Prosiguió, siempre tan calmo:

– Una veintena.

NOTA DE THOMAS

El capítulo que se acaba de leer está signado por una omisión tan flagrante que voy a interrumpir la narración de Emanuel para repararla. Antes de ello he leído el capítulo siguiente para estar seguro de que Emanuel, como lo hace a veces, no ha vuelto hacia atrás para explicarse tardíamente sobre la circunstancia en cuestión. Pero no. Ni una palabra. Se diría que la ha olvidado.

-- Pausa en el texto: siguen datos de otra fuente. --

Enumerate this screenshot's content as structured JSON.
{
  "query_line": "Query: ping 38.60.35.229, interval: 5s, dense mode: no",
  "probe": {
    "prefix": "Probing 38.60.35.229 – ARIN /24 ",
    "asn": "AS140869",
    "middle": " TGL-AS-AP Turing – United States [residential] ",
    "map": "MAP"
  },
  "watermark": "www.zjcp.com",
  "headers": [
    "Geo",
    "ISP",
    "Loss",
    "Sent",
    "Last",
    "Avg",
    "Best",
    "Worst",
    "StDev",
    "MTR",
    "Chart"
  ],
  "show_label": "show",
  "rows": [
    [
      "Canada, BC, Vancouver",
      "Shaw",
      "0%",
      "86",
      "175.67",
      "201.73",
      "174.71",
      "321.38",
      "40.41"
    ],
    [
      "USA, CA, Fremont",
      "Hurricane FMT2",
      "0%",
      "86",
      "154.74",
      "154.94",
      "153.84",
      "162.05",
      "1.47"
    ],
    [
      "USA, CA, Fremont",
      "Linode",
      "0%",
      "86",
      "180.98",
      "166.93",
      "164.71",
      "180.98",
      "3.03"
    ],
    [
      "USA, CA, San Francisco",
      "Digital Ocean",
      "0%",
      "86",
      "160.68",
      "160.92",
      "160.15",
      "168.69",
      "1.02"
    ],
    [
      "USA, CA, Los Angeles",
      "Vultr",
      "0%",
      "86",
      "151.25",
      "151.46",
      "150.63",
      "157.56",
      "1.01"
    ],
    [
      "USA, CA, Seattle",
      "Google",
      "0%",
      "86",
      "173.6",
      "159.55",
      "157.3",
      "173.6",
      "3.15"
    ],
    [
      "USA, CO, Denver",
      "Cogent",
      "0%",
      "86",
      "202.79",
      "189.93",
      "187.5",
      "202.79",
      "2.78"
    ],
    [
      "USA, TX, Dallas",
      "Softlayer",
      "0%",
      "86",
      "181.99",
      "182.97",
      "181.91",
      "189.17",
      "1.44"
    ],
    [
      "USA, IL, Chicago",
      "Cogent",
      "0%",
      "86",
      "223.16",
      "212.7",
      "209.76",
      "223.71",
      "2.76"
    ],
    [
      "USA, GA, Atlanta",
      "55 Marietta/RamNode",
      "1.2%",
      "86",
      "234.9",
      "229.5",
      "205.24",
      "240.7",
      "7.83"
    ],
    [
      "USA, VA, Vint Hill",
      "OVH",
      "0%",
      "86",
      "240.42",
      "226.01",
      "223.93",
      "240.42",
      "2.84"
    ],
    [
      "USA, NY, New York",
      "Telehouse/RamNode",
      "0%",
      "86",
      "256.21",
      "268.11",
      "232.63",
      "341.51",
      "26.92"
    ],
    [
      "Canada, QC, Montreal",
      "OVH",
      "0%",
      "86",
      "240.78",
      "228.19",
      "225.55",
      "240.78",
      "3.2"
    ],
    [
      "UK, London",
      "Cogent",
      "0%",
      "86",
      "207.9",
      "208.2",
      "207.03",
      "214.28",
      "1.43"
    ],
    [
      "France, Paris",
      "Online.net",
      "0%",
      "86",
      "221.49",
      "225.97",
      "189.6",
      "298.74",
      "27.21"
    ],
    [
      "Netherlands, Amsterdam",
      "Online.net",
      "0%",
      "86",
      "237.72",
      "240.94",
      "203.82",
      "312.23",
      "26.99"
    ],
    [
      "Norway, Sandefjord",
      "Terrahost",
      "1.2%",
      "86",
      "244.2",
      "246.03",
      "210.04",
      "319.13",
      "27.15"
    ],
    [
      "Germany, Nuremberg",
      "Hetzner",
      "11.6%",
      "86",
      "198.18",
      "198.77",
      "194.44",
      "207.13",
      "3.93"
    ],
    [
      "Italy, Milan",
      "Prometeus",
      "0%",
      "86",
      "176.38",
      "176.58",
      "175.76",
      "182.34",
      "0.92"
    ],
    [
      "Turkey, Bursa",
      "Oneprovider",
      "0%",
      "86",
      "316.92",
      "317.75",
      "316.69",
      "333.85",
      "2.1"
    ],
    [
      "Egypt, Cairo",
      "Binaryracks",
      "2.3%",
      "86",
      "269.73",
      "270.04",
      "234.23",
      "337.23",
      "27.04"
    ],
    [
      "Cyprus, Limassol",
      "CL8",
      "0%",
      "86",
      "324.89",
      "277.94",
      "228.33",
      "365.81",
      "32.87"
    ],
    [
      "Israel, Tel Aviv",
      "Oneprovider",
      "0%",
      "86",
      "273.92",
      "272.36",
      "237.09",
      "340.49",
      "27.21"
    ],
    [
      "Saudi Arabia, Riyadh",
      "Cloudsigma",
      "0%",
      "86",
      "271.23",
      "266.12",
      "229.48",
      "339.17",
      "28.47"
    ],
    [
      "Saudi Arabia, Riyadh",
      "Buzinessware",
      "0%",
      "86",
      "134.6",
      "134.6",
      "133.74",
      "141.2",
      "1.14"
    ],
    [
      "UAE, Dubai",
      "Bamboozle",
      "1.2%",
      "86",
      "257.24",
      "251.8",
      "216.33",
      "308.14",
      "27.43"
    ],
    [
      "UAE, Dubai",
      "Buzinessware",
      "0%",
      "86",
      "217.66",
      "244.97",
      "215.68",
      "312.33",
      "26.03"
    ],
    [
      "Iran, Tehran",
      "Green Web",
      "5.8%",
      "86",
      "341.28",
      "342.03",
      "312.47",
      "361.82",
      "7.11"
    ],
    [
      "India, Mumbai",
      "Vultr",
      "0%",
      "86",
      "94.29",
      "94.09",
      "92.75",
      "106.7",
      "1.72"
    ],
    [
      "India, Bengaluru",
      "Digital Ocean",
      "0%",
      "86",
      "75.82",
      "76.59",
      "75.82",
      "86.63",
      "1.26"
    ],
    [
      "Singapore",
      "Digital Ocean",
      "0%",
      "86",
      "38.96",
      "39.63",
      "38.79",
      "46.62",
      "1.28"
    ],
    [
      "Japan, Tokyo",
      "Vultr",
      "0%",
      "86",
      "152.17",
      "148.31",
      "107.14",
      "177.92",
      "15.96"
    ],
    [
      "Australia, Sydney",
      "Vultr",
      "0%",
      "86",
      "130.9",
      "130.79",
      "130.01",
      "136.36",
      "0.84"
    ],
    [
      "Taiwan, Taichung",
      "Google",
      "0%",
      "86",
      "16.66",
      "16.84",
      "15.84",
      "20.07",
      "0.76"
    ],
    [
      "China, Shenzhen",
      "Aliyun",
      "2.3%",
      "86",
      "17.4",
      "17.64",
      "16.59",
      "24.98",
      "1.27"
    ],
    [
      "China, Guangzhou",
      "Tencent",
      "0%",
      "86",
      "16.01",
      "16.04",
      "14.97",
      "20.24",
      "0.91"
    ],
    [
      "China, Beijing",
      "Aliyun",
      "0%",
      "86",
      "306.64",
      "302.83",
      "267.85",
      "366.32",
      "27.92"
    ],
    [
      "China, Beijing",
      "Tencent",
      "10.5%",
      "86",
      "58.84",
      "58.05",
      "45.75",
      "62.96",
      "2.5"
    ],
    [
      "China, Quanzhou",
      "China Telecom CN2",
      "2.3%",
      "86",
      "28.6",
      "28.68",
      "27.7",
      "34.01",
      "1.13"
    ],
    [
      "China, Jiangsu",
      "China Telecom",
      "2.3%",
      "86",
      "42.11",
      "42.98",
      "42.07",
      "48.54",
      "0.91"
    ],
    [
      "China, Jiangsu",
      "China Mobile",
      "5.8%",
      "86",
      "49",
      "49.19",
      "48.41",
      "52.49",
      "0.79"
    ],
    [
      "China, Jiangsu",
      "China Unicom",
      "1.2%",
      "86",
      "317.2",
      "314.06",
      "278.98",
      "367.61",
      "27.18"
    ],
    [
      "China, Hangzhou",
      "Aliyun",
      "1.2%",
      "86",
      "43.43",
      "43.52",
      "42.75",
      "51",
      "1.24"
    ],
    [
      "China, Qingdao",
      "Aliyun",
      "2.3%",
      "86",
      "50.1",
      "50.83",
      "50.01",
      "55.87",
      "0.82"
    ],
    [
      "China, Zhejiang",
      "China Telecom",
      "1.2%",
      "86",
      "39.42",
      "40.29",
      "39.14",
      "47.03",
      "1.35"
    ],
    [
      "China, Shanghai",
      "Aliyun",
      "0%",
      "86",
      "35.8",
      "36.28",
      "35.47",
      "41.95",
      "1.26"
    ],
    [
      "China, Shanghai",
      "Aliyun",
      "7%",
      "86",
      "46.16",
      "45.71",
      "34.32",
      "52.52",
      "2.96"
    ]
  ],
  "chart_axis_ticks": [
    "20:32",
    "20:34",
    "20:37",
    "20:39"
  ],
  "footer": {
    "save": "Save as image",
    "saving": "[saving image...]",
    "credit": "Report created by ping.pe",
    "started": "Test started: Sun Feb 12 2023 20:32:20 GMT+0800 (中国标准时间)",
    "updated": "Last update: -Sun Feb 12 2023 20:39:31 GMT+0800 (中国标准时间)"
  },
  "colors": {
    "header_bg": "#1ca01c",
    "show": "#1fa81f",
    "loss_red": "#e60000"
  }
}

Pero primero, puesto que de ella se trata, quisiera decir una palabra sobre Miette. Después de todas las efusiones líricas de Emanuel, no quisiera aparentar despoetizarla. Pero Miette es una muchacha de campo como hay tantas. Cierto, es sana y sólida y tiene en abundancia, y son firmes todas las curvas que le gustan tanto a Emanuel. Pero dar a entender que Miette es linda me parece muy exagerado. No es más linda, a mis ojos, que la mujer lavándose de Renoir de la que Emanuel tiene una reproducción en la cabecera de su cama o la foto de Birgitta tirando al arco, que se alza en su escritorio en nuestra pieza (bastante asombroso, en el fondo, que Emanuel haya conservado su foto después de la odiosa carta que le escribió anunciándole su casamiento).

Sobre la "inteligencia" de Miette, tampoco comparto la opinión de Emanuel. Miette es una prematura, muda de nacimiento, lo que quiere decir que hay en su cerebro una lesión que ha impedido el ejercicio de la palabra y por contragolpe, empobrecido su representación del mundo. No pretendo decir que Miette sea idiota, ni incluso débil, porque a Emanuel le sería fácil enumerar todos los ejemplos en los que Miette ha dado prueba de fineza en las relaciones humanas. Pero de ahí a pretender que Miette es "muy inteligente" como Emanuel me lo ha afirmado repetidas veces (otro ejemplo de sobreestimación sexual) hay un paso que, por mi parte, no daré. Miette, aun siendo fina, es de todos modos muy simple. Como los chicos, no aprehende la realidad más que a medias. El resto es ensueño y romance, sin ninguna referencia a los hechos.